J’ai toujours détesté ces propos car j’ai la faiblesse de croire que c’est au prix de l’interdiction de proférer de telles considérations que la démocratie peut perdurer. En outre, cette objection émane toujours de personnes qui effectivement n’aiment ni les juifs, ni les arabes, ni les Francs-Maçons.
En résumé — nous ne sommes plus à une contradiction près — refuser d’accepter d’autrui des idées ségrégationnistes, des idées qui mutilent la différence ; refuser de tolérer l’intolérable ne fait pas de moi un intolérant.
Loin de la vider de sa substance, en faisant preuve de vigilance, en établissant des lois, des règlements, les cadres profanes ou maçonniques évoqués ci-dessus n’ont pas menacé la tolérance, ils l’ont maintenue en vie.

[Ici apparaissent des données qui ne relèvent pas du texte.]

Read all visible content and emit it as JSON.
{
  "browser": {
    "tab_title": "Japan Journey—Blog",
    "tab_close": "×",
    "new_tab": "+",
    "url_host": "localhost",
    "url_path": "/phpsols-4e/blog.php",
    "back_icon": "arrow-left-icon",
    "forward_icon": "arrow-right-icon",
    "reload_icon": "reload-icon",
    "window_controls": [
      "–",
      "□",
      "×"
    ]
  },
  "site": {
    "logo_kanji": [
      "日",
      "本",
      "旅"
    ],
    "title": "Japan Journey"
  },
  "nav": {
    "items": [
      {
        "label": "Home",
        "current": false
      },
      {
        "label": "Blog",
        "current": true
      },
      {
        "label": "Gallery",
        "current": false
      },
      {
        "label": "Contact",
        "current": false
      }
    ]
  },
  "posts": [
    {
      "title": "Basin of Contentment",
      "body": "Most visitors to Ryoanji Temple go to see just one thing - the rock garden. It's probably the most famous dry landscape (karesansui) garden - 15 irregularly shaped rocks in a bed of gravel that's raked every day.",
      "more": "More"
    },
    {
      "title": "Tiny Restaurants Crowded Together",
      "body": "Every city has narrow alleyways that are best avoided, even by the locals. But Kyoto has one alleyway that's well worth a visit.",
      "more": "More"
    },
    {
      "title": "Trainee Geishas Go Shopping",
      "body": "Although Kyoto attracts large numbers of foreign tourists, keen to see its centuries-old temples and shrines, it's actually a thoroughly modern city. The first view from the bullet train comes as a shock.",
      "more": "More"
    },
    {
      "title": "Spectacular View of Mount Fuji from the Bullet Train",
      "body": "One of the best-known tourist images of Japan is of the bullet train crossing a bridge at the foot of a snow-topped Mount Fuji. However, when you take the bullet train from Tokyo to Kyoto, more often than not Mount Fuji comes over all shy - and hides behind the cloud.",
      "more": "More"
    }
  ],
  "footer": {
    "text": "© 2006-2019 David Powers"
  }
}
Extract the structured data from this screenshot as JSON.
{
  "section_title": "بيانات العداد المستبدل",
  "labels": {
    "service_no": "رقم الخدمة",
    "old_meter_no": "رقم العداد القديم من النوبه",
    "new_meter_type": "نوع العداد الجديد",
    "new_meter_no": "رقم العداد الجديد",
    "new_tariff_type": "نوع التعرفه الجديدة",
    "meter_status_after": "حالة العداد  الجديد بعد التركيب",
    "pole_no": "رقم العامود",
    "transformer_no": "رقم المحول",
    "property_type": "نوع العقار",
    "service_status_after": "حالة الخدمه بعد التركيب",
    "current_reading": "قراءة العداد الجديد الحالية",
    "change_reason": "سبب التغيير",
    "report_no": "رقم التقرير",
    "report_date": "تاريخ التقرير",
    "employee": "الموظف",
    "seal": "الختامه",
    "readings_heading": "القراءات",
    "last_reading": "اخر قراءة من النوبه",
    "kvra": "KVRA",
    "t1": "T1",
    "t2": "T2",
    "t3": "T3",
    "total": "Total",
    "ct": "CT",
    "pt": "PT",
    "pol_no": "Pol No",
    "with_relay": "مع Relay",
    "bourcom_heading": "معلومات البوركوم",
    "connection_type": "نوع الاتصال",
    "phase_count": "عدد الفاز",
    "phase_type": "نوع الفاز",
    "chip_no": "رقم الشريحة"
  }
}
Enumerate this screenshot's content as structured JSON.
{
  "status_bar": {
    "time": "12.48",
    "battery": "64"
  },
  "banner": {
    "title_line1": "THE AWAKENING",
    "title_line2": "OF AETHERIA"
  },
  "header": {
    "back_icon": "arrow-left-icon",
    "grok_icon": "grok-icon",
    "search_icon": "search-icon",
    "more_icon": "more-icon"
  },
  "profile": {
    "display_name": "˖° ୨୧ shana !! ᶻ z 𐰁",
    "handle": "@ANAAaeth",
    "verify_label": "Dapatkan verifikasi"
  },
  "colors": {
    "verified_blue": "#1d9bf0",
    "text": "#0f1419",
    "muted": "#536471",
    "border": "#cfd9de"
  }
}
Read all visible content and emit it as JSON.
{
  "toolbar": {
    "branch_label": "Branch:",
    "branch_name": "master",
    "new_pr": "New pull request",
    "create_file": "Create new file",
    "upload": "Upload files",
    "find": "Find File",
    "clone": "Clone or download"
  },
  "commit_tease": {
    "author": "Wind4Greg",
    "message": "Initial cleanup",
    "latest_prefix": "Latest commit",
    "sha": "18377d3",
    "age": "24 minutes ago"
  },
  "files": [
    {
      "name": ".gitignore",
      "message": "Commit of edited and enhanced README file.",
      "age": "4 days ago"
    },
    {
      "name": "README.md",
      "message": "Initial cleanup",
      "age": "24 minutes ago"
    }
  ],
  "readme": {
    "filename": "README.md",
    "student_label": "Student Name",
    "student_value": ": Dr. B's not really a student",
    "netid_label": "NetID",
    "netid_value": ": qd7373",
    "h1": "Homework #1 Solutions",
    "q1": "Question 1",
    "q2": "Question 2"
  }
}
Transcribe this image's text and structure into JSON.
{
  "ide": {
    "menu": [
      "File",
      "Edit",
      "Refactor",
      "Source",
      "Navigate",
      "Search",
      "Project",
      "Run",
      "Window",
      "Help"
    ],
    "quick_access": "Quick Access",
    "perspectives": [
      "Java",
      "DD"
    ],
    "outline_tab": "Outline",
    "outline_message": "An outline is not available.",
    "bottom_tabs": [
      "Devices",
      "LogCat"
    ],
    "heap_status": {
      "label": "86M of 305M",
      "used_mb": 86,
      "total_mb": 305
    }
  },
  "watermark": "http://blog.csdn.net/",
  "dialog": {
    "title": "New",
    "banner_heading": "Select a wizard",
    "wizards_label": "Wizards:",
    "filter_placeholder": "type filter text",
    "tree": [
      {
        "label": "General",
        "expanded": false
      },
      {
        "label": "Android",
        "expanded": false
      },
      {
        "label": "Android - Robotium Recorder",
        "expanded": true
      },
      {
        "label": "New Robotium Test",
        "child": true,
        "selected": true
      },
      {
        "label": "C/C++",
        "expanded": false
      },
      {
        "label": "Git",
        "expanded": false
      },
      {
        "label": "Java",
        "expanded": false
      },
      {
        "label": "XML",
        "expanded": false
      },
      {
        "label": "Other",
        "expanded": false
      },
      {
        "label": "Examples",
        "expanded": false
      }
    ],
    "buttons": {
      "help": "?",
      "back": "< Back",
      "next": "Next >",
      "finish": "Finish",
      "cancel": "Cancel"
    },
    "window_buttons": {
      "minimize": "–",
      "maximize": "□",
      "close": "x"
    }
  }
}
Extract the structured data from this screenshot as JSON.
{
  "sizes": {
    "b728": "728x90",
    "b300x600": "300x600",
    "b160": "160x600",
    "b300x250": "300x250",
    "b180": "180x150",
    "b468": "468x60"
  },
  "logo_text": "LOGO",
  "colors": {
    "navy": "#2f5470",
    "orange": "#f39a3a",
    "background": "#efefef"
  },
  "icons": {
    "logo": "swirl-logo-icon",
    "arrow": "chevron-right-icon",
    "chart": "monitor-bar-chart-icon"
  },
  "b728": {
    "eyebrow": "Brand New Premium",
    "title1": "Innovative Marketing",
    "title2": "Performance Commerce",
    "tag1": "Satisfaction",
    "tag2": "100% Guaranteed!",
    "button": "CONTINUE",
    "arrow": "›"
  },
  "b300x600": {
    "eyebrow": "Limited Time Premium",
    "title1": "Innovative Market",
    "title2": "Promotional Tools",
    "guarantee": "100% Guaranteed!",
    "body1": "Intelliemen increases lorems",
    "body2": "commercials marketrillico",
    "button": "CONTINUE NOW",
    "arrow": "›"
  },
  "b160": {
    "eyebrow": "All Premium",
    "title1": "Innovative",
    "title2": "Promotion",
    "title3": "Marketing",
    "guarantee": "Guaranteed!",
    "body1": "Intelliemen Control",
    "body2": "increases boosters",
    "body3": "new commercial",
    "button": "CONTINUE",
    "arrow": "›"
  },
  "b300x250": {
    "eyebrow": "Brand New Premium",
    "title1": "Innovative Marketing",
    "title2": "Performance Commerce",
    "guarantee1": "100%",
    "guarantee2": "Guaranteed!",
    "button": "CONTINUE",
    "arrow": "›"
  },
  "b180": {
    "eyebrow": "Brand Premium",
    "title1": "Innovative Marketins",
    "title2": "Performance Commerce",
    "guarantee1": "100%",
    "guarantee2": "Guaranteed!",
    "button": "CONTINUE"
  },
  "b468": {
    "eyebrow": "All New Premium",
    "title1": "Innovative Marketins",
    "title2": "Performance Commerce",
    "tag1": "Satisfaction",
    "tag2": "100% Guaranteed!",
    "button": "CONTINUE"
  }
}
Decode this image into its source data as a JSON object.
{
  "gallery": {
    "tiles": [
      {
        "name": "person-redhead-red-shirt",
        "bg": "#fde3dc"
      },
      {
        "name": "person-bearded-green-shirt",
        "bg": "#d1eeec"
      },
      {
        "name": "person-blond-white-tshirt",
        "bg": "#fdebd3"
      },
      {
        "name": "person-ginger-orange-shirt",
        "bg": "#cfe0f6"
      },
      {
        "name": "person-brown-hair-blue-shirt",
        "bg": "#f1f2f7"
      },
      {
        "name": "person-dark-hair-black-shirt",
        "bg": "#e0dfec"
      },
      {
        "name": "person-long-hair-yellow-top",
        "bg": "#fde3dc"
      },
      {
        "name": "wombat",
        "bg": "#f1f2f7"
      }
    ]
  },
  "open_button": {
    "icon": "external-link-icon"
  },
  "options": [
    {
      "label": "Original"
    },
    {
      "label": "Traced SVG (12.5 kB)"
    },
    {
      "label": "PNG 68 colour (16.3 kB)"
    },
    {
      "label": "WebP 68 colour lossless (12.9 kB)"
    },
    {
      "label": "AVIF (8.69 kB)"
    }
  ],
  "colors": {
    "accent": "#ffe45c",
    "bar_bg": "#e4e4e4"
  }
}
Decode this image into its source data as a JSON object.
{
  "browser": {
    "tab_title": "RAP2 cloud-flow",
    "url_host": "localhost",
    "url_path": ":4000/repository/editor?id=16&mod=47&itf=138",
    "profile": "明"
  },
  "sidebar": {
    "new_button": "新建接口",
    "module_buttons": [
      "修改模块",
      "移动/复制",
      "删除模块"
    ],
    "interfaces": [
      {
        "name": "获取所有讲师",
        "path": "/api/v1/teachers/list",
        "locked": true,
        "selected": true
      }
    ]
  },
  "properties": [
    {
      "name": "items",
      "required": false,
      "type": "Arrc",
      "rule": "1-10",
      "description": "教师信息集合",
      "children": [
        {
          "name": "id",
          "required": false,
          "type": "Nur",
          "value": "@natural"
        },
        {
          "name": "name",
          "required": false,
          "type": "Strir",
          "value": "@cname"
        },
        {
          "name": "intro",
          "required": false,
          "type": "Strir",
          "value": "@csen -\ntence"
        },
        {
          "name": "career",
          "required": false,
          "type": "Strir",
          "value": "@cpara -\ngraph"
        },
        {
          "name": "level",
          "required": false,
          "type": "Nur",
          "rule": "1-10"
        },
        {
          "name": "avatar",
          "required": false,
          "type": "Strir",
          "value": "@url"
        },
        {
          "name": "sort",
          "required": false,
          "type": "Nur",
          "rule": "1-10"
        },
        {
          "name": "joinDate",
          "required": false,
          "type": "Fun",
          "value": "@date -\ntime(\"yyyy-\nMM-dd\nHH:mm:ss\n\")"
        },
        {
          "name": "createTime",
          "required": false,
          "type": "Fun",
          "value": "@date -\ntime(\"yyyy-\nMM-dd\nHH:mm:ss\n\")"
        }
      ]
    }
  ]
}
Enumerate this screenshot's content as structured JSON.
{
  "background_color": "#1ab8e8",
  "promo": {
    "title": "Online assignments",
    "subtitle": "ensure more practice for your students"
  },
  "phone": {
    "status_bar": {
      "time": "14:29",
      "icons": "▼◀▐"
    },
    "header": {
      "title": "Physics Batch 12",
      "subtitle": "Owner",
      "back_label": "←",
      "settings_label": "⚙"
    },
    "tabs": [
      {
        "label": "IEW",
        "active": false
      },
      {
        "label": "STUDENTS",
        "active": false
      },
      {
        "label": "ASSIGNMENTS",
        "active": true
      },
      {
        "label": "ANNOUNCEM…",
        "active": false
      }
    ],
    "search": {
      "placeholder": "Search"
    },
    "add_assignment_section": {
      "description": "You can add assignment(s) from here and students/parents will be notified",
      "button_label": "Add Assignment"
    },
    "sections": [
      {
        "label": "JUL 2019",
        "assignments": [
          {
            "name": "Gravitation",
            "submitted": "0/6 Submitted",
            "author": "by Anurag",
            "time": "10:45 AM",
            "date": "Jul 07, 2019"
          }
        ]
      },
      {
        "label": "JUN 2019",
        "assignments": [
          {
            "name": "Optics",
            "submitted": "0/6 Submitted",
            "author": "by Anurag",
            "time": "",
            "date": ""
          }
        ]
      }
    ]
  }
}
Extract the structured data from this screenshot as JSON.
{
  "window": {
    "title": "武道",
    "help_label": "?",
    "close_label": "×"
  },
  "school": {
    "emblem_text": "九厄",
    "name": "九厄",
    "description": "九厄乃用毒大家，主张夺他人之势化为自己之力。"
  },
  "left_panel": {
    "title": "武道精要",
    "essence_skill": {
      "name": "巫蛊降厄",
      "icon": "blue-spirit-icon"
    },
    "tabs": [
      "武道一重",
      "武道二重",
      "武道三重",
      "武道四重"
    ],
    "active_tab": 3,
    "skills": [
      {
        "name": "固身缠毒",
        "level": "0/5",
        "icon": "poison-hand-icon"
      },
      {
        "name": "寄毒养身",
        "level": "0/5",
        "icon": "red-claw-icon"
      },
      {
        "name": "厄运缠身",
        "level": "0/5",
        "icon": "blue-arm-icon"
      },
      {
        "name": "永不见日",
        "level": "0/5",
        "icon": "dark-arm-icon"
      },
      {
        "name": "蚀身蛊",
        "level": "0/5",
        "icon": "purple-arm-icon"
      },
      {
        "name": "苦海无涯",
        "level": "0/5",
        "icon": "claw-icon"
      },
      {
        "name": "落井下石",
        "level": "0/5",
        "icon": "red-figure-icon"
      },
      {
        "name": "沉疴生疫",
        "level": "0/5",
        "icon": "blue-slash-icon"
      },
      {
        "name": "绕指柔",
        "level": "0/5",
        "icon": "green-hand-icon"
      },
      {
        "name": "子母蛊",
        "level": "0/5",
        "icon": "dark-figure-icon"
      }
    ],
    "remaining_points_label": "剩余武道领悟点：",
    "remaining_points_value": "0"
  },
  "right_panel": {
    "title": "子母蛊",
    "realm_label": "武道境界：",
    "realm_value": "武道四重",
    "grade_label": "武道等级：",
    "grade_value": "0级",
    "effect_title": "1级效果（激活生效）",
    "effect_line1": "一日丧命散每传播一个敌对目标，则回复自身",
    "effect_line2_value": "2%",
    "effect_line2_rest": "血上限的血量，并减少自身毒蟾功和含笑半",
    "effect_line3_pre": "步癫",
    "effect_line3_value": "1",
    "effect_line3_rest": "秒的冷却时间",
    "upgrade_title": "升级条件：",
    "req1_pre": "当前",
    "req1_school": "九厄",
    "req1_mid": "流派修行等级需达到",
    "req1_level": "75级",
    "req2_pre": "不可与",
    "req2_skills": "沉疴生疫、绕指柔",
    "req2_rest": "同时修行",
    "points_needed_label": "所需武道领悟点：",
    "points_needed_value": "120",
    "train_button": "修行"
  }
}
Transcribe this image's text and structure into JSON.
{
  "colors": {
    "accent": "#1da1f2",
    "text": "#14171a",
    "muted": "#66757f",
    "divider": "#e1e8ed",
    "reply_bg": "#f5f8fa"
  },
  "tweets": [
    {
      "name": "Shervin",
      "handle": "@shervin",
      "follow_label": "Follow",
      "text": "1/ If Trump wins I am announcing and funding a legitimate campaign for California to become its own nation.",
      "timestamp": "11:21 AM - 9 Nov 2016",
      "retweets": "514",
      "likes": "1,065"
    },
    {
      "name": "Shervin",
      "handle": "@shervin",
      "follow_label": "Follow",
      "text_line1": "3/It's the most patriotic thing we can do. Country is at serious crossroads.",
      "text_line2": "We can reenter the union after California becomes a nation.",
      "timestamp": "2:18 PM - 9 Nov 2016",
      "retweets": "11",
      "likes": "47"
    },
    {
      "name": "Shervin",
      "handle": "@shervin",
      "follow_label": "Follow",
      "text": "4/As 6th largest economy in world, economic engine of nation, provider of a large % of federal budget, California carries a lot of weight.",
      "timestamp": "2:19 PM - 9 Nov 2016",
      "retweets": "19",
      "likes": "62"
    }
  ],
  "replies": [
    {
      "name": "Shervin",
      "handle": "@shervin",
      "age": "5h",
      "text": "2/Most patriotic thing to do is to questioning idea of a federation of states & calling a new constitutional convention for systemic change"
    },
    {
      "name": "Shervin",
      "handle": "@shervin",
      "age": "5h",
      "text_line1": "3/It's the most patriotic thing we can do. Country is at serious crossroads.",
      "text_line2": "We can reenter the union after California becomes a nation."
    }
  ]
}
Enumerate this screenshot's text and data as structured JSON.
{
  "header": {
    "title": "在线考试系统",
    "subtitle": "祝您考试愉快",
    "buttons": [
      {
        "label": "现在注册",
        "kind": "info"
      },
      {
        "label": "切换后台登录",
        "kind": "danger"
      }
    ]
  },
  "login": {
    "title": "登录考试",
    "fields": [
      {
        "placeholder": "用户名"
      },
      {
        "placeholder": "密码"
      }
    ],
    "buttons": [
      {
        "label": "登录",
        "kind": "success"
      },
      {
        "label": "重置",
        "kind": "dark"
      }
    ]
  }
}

Certes, un esprit malin pourrait faire remarquer que ces cadres nous ont conduit à exprimer notre tolérance uniquement face à des opinions, des avis contraires déjà acceptables ; à tolérer le tolérable. Mais n’est-ce pas là une définition de la tolérance ? Fuir la binarité, accepter des pensées différentes. En loge, comme à l’extérieur du temple.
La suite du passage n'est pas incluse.